ICC World T20 Day 16: Must win game for Pakistan and Australia

Shane Watson and Glenn Maxwell of Australia celebrate victory during the 2015 ICC Cricket World Cup match between Australian and Pakistan at Adelaide Oval on March 20, 2015 in Adelaide, Australia.

We’ve reached Day 16 of the ICC World Twenty20 tournament and the margin for error for those seeking to reach the semi-finals is getting thinner with each game. Neither Pakistan or Australia can afford to drop anymore points, which should lead to a mouth watering clash in Mohali. 

With New Zealand running away with Group A, the pressure is on both teams to keep pace with India for the second semi-final spot. Consecutive defeats for Pakistan make it even more important that they pick up a win, but a loss for Australia would be highly damaging to their hopes.

The other game of the day sees the undefeated West Indies take on a South African team still smarting from an unlikely defeat to England in their opener – when they failed to defend a mammoth score of 229. They bounced back with a victory over Afghanistan – again scoring over 200 – but their bowling is a concern against the likes of Gayle, Russell et al.

Key Players


Sharjeel Khan: Khan was the only batsman to really get going against New Zealand, hitting a rapid 47 and setting up his team-mates with a legitimate shot to chase down 180. They couldn’t take advantage, but that takes nothing away from an exceptional display of powerplay batting where he hit 10 boundaries in just 25 balls.

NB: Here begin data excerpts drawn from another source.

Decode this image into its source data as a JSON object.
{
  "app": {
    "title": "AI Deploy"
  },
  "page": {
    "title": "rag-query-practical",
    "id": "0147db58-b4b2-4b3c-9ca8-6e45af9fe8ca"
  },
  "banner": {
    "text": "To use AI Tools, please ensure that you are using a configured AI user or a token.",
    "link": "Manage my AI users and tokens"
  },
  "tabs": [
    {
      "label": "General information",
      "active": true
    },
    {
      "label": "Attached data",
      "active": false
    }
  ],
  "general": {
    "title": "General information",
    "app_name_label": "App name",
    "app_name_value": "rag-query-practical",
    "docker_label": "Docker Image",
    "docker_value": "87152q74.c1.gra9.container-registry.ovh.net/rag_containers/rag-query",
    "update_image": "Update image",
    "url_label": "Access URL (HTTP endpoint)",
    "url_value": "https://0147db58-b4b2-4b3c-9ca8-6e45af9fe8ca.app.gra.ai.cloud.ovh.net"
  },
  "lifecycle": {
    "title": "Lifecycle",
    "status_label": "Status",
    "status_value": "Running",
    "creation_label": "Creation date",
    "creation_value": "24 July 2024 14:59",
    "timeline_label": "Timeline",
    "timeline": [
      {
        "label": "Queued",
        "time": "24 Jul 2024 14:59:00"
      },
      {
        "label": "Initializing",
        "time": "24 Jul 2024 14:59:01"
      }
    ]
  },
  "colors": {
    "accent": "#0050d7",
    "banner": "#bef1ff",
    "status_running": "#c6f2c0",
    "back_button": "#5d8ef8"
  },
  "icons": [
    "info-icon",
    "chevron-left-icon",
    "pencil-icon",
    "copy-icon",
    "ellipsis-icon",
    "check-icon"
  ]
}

Shane Watson: Watson surprisingly chose yesterday to announce his decision to retire from international cricket at the conclusion of this tournament. While the timing is strange he remains a key cog for the Aussies, opening the innings with both bat and ball against Bangladesh. The knowledge that the end is rapidly approaching may spur him on to some big performances.

West Indies

Chris Gayle: Gayle didn’t bat due to an injury against Sri Lanka and while it didn’t cost West Indies the game, it revealed their obvious reliance on the power hitting opener. Without him they are more Clark Kent than Superman, and their hopes of winning the competition are hugely diminished. Fortunately, he is expected to be fit to face a struggling South African bowling unit.

South Africa

Dale Steyn: For the better part of a year it has been murmured that Steyn might not quite have the fear factor he once possessed. Now, after two games where the whole South African attack has been carted everywhere, people are openly saying it. Afghanistan opener Mohammad Shahzad described him as “not dangerous”, an opinion that will surely rile the bowler once regarded as the best in the world.